Residents are exhausted from battling the government for more than a decade over the heavily contaminated Stauffer Superfund site on Anclote Road, just south of the Pasco County border.
And EPA officials appear sick of dealing with the community's complaints. At a June 12 community meeting, they could scarcely conceal their frustration and defensiveness.
It doesn't matter how tired the EPA is of talking about the Stauffer site. The fact is, the EPA is proposing a change to the cleanup plan that involves a new approach, and the community has little information about it. The EPA owes residents detailed answers to their questions and ought to listen to what the locals have to say. After all, local residents had told the EPA that its original proposal wouldn't work.
The EPA had planned to use a cement mixture to solidify, in the ground, the worst of the contaminated soil and then cover the property with a waterproof "cap" of dirt and special fabrics.
A phosphorus processing plant that operated for years on the property left the soil laden with heavy metals, phosphorus, radioactive elements and other chemicals potentially hazardous to health.
Now the EPA wants to change the plan. The agency still intends to cover the site with the water-tight cap. But when crews ran tests to see what would happen when the cement mix was combined with a small amount of the contaminated dirt, the mixture began bubbling, hazardous phosphine gas was produced, and the dirt caught on fire.
Phosphorus easily ignites when exposed to air, and the cement made the contaminated soil more reactive. Officials decided that solidifying the contaminated dirt wouldn't work; the resulting fires would endanger site workers and residents.
The new idea is to partly encircle the most heavily contaminated section of the property with a containment wall driven into the ground. The wall would extend from the surface of the ground to an underground clay layer that helps to protect the Floridan Aquifer.
The wall would be open on the side next to the Anclote River because, officials said, a closed wall "could potentially increase the downward vertical movement of groundwater and contaminants" to the aquifer.

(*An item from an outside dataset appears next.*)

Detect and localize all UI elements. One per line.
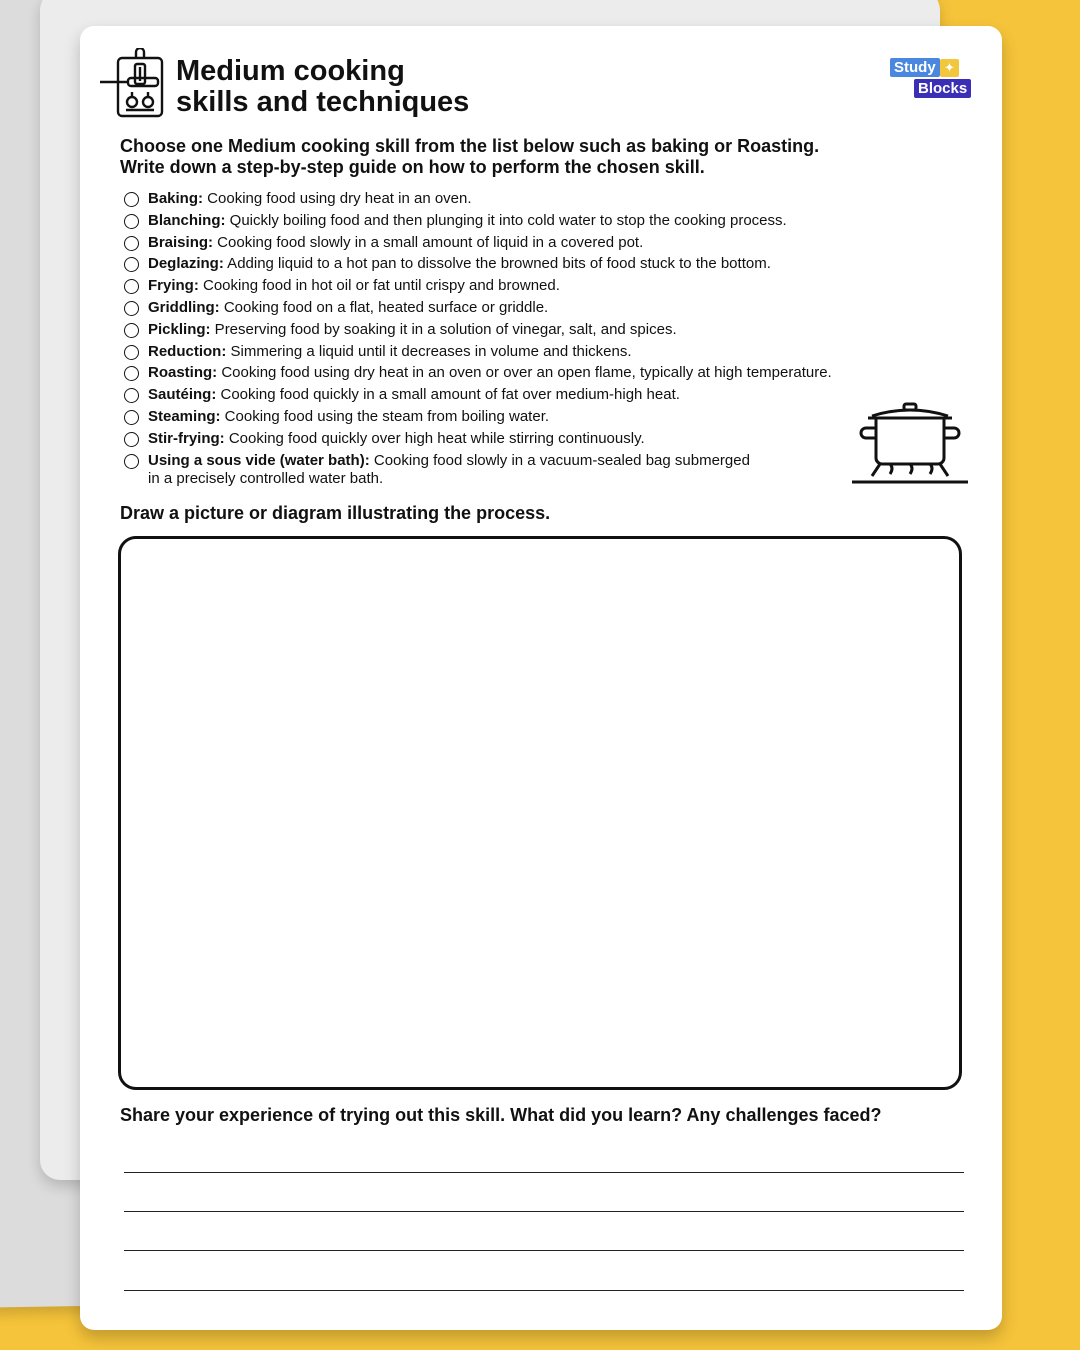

Residents had lots of good questions about the approach, including whether leaving the wall open on the river side might increase contamination of the river (no, officials said), whether the underground wall method has been used anywhere else (130 sites, they said, though they didn't have a list) and what the wall would be made of (steel or plastic).
There is much to wonder about with this new approach. What would happen to the dirt and groundwater in the containment area if the water level of the river rose or fell dramatically?
The depth and thickness of the underground clay layer varies. How will officials know when they have driven the wall down far enough, but not so far that it pierces the clay layer?
How long would the wall last, how would it be checked, and who would replace it before it failed?
What residents really want is for the EPA to dig up all of the contaminated dirt and haul it away. Officials were emphatic last week that residents will not get their wish. The contaminated dirt is too volatile to dig up and truck through communities, they said, and there is no "end user" who wants the toxic dirt.
Clearly, despite its Superfund designation, there will be no true "cleanup" at Stauffer.
The area may be stuck with the enormous contamination Stauffer left behind, but residents need to ask probing questions and demand answers until they are satisfied they have learned all they can about the EPA's new plan.